A cet égard, votre prédécesseur avait fait montre d’une plus grande honnêteté : «  la notion de collaborateur bénévole est de nature « fonctionnelle », c’est-à-dire que sa seule vocation consiste à couvrir les dommages subis par une personne qui, sans être un agent public, participe à une mission de service public.
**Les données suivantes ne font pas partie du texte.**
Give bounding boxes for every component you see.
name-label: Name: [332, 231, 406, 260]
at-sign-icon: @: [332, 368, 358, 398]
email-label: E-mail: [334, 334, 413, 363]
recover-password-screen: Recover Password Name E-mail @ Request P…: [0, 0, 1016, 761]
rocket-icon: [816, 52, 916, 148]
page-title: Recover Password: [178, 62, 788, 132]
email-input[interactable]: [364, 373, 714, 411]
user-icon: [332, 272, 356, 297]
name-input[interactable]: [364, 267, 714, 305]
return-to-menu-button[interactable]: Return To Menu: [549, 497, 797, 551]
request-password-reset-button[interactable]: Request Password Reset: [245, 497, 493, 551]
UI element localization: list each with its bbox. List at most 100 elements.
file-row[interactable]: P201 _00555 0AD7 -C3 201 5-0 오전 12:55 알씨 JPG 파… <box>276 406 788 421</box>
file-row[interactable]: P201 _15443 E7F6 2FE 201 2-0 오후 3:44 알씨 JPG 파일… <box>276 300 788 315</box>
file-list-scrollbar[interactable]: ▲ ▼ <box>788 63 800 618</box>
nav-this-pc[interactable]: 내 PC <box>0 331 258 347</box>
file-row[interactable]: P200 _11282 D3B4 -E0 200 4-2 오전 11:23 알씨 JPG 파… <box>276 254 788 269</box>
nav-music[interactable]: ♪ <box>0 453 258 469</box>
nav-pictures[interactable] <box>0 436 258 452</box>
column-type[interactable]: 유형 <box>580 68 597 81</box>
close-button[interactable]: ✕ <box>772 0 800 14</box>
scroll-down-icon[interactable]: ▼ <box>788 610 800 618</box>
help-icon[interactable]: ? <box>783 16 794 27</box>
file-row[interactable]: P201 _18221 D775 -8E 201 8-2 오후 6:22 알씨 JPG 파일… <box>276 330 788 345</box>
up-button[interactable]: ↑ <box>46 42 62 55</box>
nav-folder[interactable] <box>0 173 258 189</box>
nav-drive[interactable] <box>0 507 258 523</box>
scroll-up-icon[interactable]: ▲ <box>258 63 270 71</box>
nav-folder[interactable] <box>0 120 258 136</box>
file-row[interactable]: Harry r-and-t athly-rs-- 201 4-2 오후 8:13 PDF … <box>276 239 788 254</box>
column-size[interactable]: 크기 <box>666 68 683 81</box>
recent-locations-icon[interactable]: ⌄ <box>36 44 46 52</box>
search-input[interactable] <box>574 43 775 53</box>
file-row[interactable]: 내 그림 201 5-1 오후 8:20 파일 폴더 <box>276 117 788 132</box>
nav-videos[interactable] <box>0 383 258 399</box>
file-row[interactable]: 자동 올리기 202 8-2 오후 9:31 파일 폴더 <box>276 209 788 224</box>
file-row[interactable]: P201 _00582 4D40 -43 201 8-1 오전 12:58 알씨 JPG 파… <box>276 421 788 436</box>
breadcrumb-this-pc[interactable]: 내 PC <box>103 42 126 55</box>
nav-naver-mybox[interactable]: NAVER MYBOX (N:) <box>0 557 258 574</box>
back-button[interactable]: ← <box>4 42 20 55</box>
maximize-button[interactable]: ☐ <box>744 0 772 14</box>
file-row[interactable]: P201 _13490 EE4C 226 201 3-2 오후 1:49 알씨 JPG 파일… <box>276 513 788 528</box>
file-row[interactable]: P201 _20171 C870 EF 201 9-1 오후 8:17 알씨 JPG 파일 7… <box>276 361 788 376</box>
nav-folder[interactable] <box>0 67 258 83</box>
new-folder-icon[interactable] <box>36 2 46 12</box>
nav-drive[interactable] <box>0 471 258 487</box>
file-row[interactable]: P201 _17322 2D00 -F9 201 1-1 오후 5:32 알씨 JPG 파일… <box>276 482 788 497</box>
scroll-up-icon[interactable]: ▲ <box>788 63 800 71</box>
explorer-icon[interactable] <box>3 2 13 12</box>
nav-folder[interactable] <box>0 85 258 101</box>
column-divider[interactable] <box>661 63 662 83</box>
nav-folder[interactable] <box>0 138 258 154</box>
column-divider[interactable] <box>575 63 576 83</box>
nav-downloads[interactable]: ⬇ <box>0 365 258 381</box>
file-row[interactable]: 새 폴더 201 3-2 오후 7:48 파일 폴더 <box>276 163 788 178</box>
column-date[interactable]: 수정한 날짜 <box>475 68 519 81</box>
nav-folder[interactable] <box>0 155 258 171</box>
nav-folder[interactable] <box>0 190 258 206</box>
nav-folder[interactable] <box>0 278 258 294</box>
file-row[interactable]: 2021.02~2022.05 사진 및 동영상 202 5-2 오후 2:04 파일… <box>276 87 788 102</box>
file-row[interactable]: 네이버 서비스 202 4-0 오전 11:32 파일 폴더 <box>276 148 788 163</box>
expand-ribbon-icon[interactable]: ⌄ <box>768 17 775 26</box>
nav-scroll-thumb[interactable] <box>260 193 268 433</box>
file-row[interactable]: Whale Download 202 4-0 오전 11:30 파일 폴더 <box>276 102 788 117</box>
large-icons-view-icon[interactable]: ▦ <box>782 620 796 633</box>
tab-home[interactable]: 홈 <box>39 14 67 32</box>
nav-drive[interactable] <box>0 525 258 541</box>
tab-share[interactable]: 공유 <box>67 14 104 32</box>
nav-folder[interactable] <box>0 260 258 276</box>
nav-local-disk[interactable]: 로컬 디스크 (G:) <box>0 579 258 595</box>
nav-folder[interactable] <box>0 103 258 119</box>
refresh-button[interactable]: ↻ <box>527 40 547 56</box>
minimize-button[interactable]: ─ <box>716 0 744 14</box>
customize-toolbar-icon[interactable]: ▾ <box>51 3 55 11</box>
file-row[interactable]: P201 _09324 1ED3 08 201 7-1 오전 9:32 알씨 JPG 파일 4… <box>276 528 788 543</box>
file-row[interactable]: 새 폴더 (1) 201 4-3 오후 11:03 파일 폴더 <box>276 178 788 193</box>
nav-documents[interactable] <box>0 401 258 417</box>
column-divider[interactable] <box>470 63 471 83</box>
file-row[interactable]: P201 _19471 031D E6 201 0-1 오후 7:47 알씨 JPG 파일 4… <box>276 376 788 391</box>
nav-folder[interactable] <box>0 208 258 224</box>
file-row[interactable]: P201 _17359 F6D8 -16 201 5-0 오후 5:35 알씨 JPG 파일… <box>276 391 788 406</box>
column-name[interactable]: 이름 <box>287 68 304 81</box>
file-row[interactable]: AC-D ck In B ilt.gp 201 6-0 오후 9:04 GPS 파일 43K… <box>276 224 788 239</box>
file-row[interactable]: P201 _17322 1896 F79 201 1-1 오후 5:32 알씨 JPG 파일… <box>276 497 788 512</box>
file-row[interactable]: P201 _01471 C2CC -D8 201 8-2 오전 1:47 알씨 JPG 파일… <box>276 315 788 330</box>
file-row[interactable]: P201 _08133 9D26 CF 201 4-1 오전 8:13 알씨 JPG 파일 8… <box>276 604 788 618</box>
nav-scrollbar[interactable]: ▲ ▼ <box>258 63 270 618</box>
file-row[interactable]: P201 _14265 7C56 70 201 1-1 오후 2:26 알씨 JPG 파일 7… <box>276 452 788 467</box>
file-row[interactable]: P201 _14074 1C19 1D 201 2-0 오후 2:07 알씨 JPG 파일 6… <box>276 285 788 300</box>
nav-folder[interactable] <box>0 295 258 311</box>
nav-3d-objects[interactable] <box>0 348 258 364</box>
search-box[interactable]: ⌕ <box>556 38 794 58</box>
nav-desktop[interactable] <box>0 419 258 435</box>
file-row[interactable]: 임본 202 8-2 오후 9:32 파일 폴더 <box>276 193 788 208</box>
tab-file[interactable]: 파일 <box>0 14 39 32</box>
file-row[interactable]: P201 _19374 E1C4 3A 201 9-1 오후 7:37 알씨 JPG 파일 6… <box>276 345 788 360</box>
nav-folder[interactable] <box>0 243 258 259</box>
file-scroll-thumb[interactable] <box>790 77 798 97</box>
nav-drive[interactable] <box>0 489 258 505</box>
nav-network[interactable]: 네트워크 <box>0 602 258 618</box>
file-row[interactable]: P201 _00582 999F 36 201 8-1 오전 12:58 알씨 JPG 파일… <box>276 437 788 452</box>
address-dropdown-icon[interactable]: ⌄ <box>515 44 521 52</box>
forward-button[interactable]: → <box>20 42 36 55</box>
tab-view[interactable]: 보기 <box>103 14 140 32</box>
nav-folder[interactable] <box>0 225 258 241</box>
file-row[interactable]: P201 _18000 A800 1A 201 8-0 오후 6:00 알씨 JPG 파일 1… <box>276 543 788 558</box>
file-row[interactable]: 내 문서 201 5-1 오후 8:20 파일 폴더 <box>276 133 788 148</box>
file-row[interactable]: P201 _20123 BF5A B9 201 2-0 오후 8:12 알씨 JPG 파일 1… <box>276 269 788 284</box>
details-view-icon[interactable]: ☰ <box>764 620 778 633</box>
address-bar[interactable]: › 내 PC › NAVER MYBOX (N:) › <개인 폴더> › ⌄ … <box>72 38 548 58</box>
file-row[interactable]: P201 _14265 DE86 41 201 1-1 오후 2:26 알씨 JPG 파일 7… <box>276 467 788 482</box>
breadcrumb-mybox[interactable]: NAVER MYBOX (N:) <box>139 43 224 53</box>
Il ne peut donc être soutenu que la qualité de collaborateur bénévole emporterait reconnaissance du statut d’agent public, avec l’ensemble des droits et des devoirs qui y sont attachés » ((Opcit note 2)).

Plus précisément, ni la loi, ni la jurisprudence (celle-là même que vous citez), n’astreignent les parents accompagnateurs au respect du principe de laïcité et au devoir de neutralité, obligations qui incombent aux seuls fonctionnaires.

Dans ces conditions, il ne sera pas inutile de vous rappeler que le Conseil d’Etat a jugé que le fait de recourir aux surveillants congréganistes et de les rétribuer pour le concours apporté au fonctionnement du service public pénitentiaire était licite : « Eu égard à son objet et dès lors que l’intervention des membres de la congrégation est exclusive de tout prosélytisme, il ne saurait davantage être soutenu que serait transgressé le principe de laïcité ou celui de neutralité du service public. » (arrêt du 27 juillet 2001 Syndicat national pénitentiaire Force Ouvrière).

Il est déplorable qu’un ministre d’Etat prenne le parti de fonctionnaires hors-la-loi et anti – républicains, et en vienne à manipuler les principes républicains pour apporter sa pierre à une campagne de surenchère dans la stigmatisation des musulmans dont le summum sera certainement atteint avec les échéances électorales tant cantonales que présidentielles.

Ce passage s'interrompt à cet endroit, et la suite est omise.